Last week’s expected decision on the controversial Google Books Library Project by a US federal judge has been postponed. The judge told a crowded courtroom last week that he will listen with an “open mind” to the arguments for and again Google’s settlement with authors and publishers about the right to scan and publish book titles. U. S. District Court Judge Denny Chin walked into the courtroom at the U. S. Court of the Southern District New York with a tall stack of comments from each of the parties, and stated: “To end the suspense, I’m not going to rule today. There’s too much to digest”.
The Google Books Library Project aims to make it easy for people to find relevant books online. Google’s objective with this project was to enable people to find books that they couldn’t normally find as might be the case with out of print books.
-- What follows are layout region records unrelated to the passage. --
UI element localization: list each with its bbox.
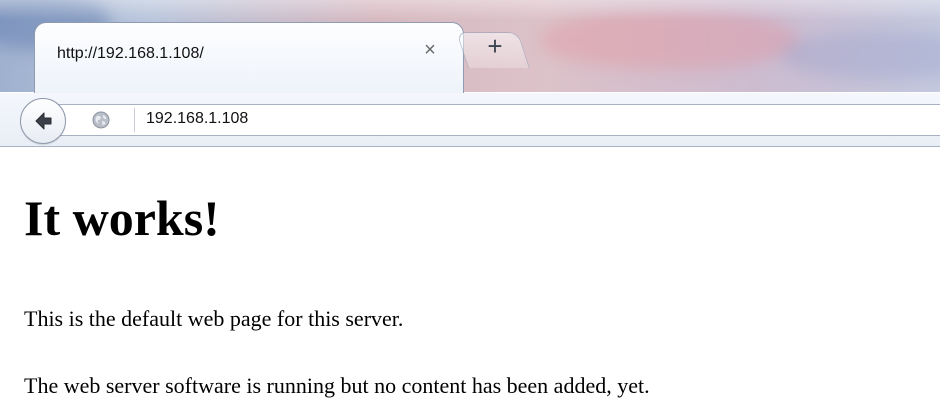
address-bar-divider (134, 108, 135, 132)
titlebar-decoration (780, 30, 940, 80)
tab-active[interactable]: http://192.168.1.108/ × (34, 22, 464, 94)
back-button[interactable] (20, 98, 66, 144)
titlebar-glow (0, 0, 940, 20)
new-tab-button[interactable]: + (480, 31, 510, 61)
page-paragraph: This is the default web page for this se… (24, 306, 404, 331)
globe-icon[interactable] (92, 111, 110, 129)
page-paragraph: The web server software is running but n… (24, 373, 650, 398)
page-content: It works! This is the default web page f… (0, 147, 940, 412)
page-heading: It works! (24, 190, 220, 246)
tab-title: http://192.168.1.108/ (57, 45, 204, 62)
address-bar-text[interactable]: 192.168.1.108 (146, 110, 248, 128)
tab-close-button[interactable]: × (419, 39, 441, 61)
back-arrow-icon (35, 112, 52, 130)
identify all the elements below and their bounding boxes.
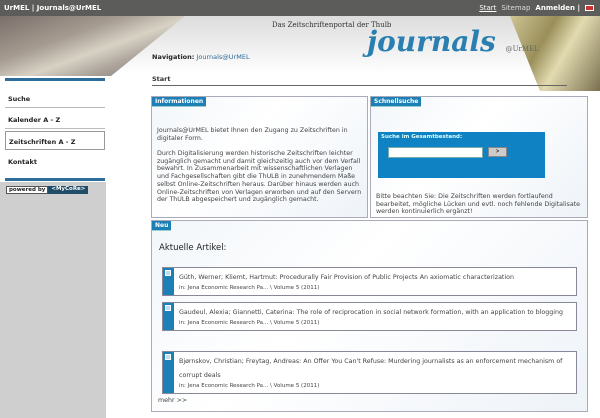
logo-at: @ — [505, 45, 513, 53]
sidebar-background — [0, 182, 106, 418]
divider — [5, 78, 105, 81]
powered-by-label: powered by — [6, 186, 49, 194]
mycore-logo: <MyCoRe> — [48, 186, 89, 194]
search-input[interactable] — [388, 147, 483, 158]
login-link[interactable]: Anmelden | — [535, 4, 580, 12]
start-link[interactable]: Start — [479, 4, 496, 12]
more-link[interactable]: mehr >> — [158, 397, 187, 404]
breadcrumb-link[interactable]: Journals@UrMEL — [196, 53, 249, 61]
logo-sub: UrMEL — [512, 45, 539, 53]
sidebar-item-zeitschriften[interactable]: Zeitschriften A - Z — [5, 131, 105, 150]
quick-search-panel: Schnellsuche Suche im Gesamtbestand: > B… — [370, 96, 588, 218]
search-submit-button[interactable]: > — [488, 147, 507, 157]
logo-text: journals — [367, 25, 496, 58]
info-panel-title: Informationen — [152, 97, 207, 107]
info-panel: Informationen Journals@UrMEL bietet Ihne… — [151, 96, 368, 218]
info-text-2: Durch Digitalisierung werden historische… — [157, 150, 362, 204]
search-form: Suche im Gesamtbestand: > — [378, 132, 545, 178]
sidebar-item-kontakt[interactable]: Kontakt — [5, 152, 105, 171]
info-text-1: Journals@UrMEL bietet Ihnen den Zugang z… — [157, 127, 348, 142]
journals-logo[interactable]: journals @UrMEL — [367, 25, 539, 58]
article-item[interactable]: Gaudeul, Alexia; Giannetti, Caterina: Th… — [162, 302, 577, 331]
article-marker — [163, 268, 174, 295]
article-item[interactable]: Bjørnskov, Christian; Freytag, Andreas: … — [162, 351, 577, 394]
divider — [5, 178, 105, 181]
sidebar-item-suche[interactable]: Suche — [5, 89, 105, 108]
article-item[interactable]: Güth, Werner; Kliemt, Hartmut: Procedura… — [162, 267, 577, 296]
document-icon — [165, 270, 171, 276]
document-icon — [165, 305, 171, 311]
site-title: UrMEL | Journals@UrMEL — [4, 4, 102, 12]
article-title[interactable]: Güth, Werner; Kliemt, Hartmut: Procedura… — [179, 268, 576, 285]
article-source[interactable]: in: Jena Economic Research Pa... \ Volum… — [179, 383, 576, 393]
english-flag-icon[interactable] — [585, 5, 594, 11]
page-title: Start — [152, 75, 567, 86]
breadcrumb: Navigation: Journals@UrMEL — [152, 53, 250, 61]
breadcrumb-label: Navigation: — [152, 53, 195, 61]
document-icon — [165, 354, 171, 360]
sitemap-link[interactable]: Sitemap — [501, 4, 530, 12]
new-articles-panel: Neu Aktuelle Artikel: Güth, Werner; Klie… — [151, 220, 588, 412]
sidebar-item-kalender[interactable]: Kalender A - Z — [5, 110, 105, 129]
article-title[interactable]: Gaudeul, Alexia; Giannetti, Caterina: Th… — [179, 303, 576, 320]
books-image — [0, 16, 185, 76]
sidebar: Suche Kalender A - Z Zeitschriften A - Z… — [0, 74, 106, 418]
search-label: Suche im Gesamtbestand: — [381, 134, 463, 140]
new-panel-title: Neu — [152, 221, 172, 231]
header-banner: Das Zeitschriftenportal der Thulb journa… — [0, 16, 600, 91]
article-source[interactable]: in: Jena Economic Research Pa... \ Volum… — [179, 320, 576, 330]
top-bar: UrMEL | Journals@UrMEL Start Sitemap Anm… — [0, 0, 600, 16]
quick-search-title: Schnellsuche — [371, 97, 422, 107]
article-title[interactable]: Bjørnskov, Christian; Freytag, Andreas: … — [179, 352, 576, 383]
current-articles-heading: Aktuelle Artikel: — [159, 243, 227, 253]
article-marker — [163, 303, 174, 330]
powered-by-mycore[interactable]: powered by <MyCoRe> — [6, 186, 89, 194]
article-marker — [163, 352, 174, 393]
search-note: Bitte beachten Sie: Die Zeitschriften we… — [376, 193, 581, 215]
article-source[interactable]: in: Jena Economic Research Pa... \ Volum… — [179, 285, 576, 295]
The homepage for the project states that the ultimate goal is to “work with publishers and libraries to create a comprehensive, searchable, virtual card catalogue of all books in all languages that helps users discover new books and publishers discover new readers”. Google, which has yet to present their case to the judge, have emphasised that the number of books included in the settlement is a small portion (3%) of all the titles in the world. They plan to make 20% of the catalogue free and if they choose, users can purchase the rest from Google.
The project has been under much criticism since its inception from competitors such as Microsoft and Amazon who argue that allowing the project go ahead will basically mean giving Google a license to profit from orphan works and get an unfair advantage. Other critics include some library groups, authors and other competitors. Another concern is that nothing in the settlement would protect users’ personal habits and information from being tracked for behavioural advertising. “The proposed Google book settlement is not a philanthropic effort to bring literature into the 21st century and bridge a literary divide,” opponents Microsoft, Amazon and library groups wrote in a recent filing through the Open Book Alliance. “This de facto exclusive license will provide Google with an enormous advantage over its search competitors.”
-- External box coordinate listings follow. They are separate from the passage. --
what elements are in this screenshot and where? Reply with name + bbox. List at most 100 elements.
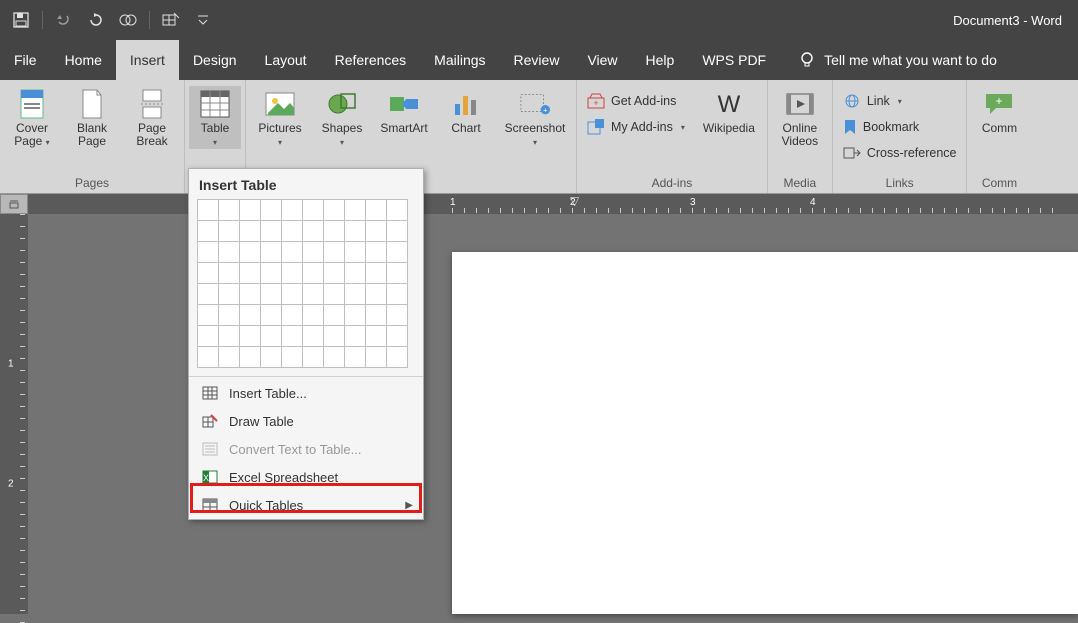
grid-cell[interactable]: [345, 200, 366, 221]
page-break-button[interactable]: Page Break: [126, 86, 178, 148]
grid-cell[interactable]: [282, 305, 303, 326]
document-page[interactable]: [452, 252, 1078, 614]
grid-cell[interactable]: [345, 347, 366, 368]
link-button[interactable]: Link ▾: [839, 90, 961, 112]
tab-home[interactable]: Home: [51, 40, 116, 80]
grid-cell[interactable]: [219, 221, 240, 242]
grid-cell[interactable]: [324, 221, 345, 242]
tab-design[interactable]: Design: [179, 40, 251, 80]
grid-cell[interactable]: [345, 263, 366, 284]
screenshot-button[interactable]: + Screenshot▾: [500, 86, 570, 149]
grid-cell[interactable]: [345, 284, 366, 305]
grid-cell[interactable]: [324, 305, 345, 326]
grid-cell[interactable]: [240, 305, 261, 326]
tab-help[interactable]: Help: [632, 40, 689, 80]
grid-cell[interactable]: [198, 200, 219, 221]
grid-cell[interactable]: [324, 200, 345, 221]
bookmark-button[interactable]: Bookmark: [839, 116, 961, 138]
grid-cell[interactable]: [345, 305, 366, 326]
grid-cell[interactable]: [219, 242, 240, 263]
grid-cell[interactable]: [387, 326, 408, 347]
insert-table-item[interactable]: Insert Table...: [189, 379, 423, 407]
table-size-grid[interactable]: [189, 199, 423, 374]
grid-cell[interactable]: [198, 221, 219, 242]
tab-view[interactable]: View: [573, 40, 631, 80]
smartart-button[interactable]: SmartArt: [376, 86, 432, 135]
grid-cell[interactable]: [198, 347, 219, 368]
grid-cell[interactable]: [366, 326, 387, 347]
blank-page-button[interactable]: Blank Page: [66, 86, 118, 148]
grid-cell[interactable]: [198, 263, 219, 284]
qat-customize-icon[interactable]: [190, 7, 216, 33]
grid-cell[interactable]: [387, 242, 408, 263]
grid-cell[interactable]: [324, 326, 345, 347]
grid-cell[interactable]: [366, 200, 387, 221]
grid-cell[interactable]: [366, 347, 387, 368]
grid-cell[interactable]: [219, 200, 240, 221]
grid-cell[interactable]: [198, 284, 219, 305]
tab-mailings[interactable]: Mailings: [420, 40, 499, 80]
draw-table-item[interactable]: Draw Table: [189, 407, 423, 435]
tab-file[interactable]: File: [0, 40, 51, 80]
grid-cell[interactable]: [366, 263, 387, 284]
grid-cell[interactable]: [198, 242, 219, 263]
grid-cell[interactable]: [345, 221, 366, 242]
grid-cell[interactable]: [261, 284, 282, 305]
undo-icon[interactable]: [51, 7, 77, 33]
grid-cell[interactable]: [303, 200, 324, 221]
grid-cell[interactable]: [240, 263, 261, 284]
grid-cell[interactable]: [219, 263, 240, 284]
redo-icon[interactable]: [83, 7, 109, 33]
grid-cell[interactable]: [345, 242, 366, 263]
grid-cell[interactable]: [282, 347, 303, 368]
tell-me[interactable]: Tell me what you want to do: [798, 40, 997, 80]
grid-cell[interactable]: [366, 242, 387, 263]
grid-cell[interactable]: [198, 305, 219, 326]
grid-cell[interactable]: [324, 242, 345, 263]
ruler-scale[interactable]: ▽ 1234: [452, 194, 1078, 214]
grid-cell[interactable]: [261, 347, 282, 368]
cover-page-button[interactable]: Cover Page ▾: [6, 86, 58, 149]
grid-cell[interactable]: [387, 284, 408, 305]
grid-cell[interactable]: [282, 242, 303, 263]
cross-reference-button[interactable]: Cross-reference: [839, 142, 961, 164]
comment-button[interactable]: + Comm: [973, 86, 1025, 135]
tab-insert[interactable]: Insert: [116, 40, 179, 80]
grid-cell[interactable]: [366, 284, 387, 305]
grid-cell[interactable]: [303, 263, 324, 284]
online-videos-button[interactable]: Online Videos: [774, 86, 826, 148]
grid-cell[interactable]: [261, 242, 282, 263]
grid-cell[interactable]: [345, 326, 366, 347]
my-addins-button[interactable]: My Add-ins ▾: [583, 116, 689, 138]
save-icon[interactable]: [8, 7, 34, 33]
grid-cell[interactable]: [387, 221, 408, 242]
grid-cell[interactable]: [219, 347, 240, 368]
grid-cell[interactable]: [387, 263, 408, 284]
get-addins-button[interactable]: + Get Add-ins: [583, 90, 689, 112]
tab-wps-pdf[interactable]: WPS PDF: [688, 40, 780, 80]
grid-cell[interactable]: [303, 284, 324, 305]
grid-cell[interactable]: [198, 326, 219, 347]
grid-cell[interactable]: [240, 284, 261, 305]
grid-cell[interactable]: [240, 347, 261, 368]
grid-cell[interactable]: [282, 263, 303, 284]
grid-cell[interactable]: [240, 200, 261, 221]
grid-cell[interactable]: [282, 284, 303, 305]
chart-button[interactable]: Chart: [440, 86, 492, 135]
touch-mode-icon[interactable]: [115, 7, 141, 33]
ruler-vertical[interactable]: 12: [0, 214, 28, 614]
grid-cell[interactable]: [324, 263, 345, 284]
grid-cell[interactable]: [366, 221, 387, 242]
grid-cell[interactable]: [387, 347, 408, 368]
draw-table-qat-icon[interactable]: [158, 7, 184, 33]
wikipedia-button[interactable]: W Wikipedia: [697, 86, 761, 135]
grid-cell[interactable]: [261, 305, 282, 326]
grid-cell[interactable]: [324, 347, 345, 368]
grid-cell[interactable]: [282, 200, 303, 221]
tab-review[interactable]: Review: [500, 40, 574, 80]
grid-cell[interactable]: [387, 305, 408, 326]
table-button[interactable]: Table▾: [189, 86, 241, 149]
grid-cell[interactable]: [240, 242, 261, 263]
shapes-button[interactable]: Shapes▾: [316, 86, 368, 149]
tab-references[interactable]: References: [321, 40, 421, 80]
There are advocates for this plan such as the University of Michigan who praised the deal because they believe that most of the books in the settlement are scholarly works that are collecting dust on university bookshelves and wouldn’t otherwise be read. Other advocates include blind support groups who say that making publications available online means that people will have easier and cheaper access to works that are hard to come by today.
The settlement is part of Google’s ambitious effort to put the entire world’s books online, aiming to eventually be the main source for searching and buying titles.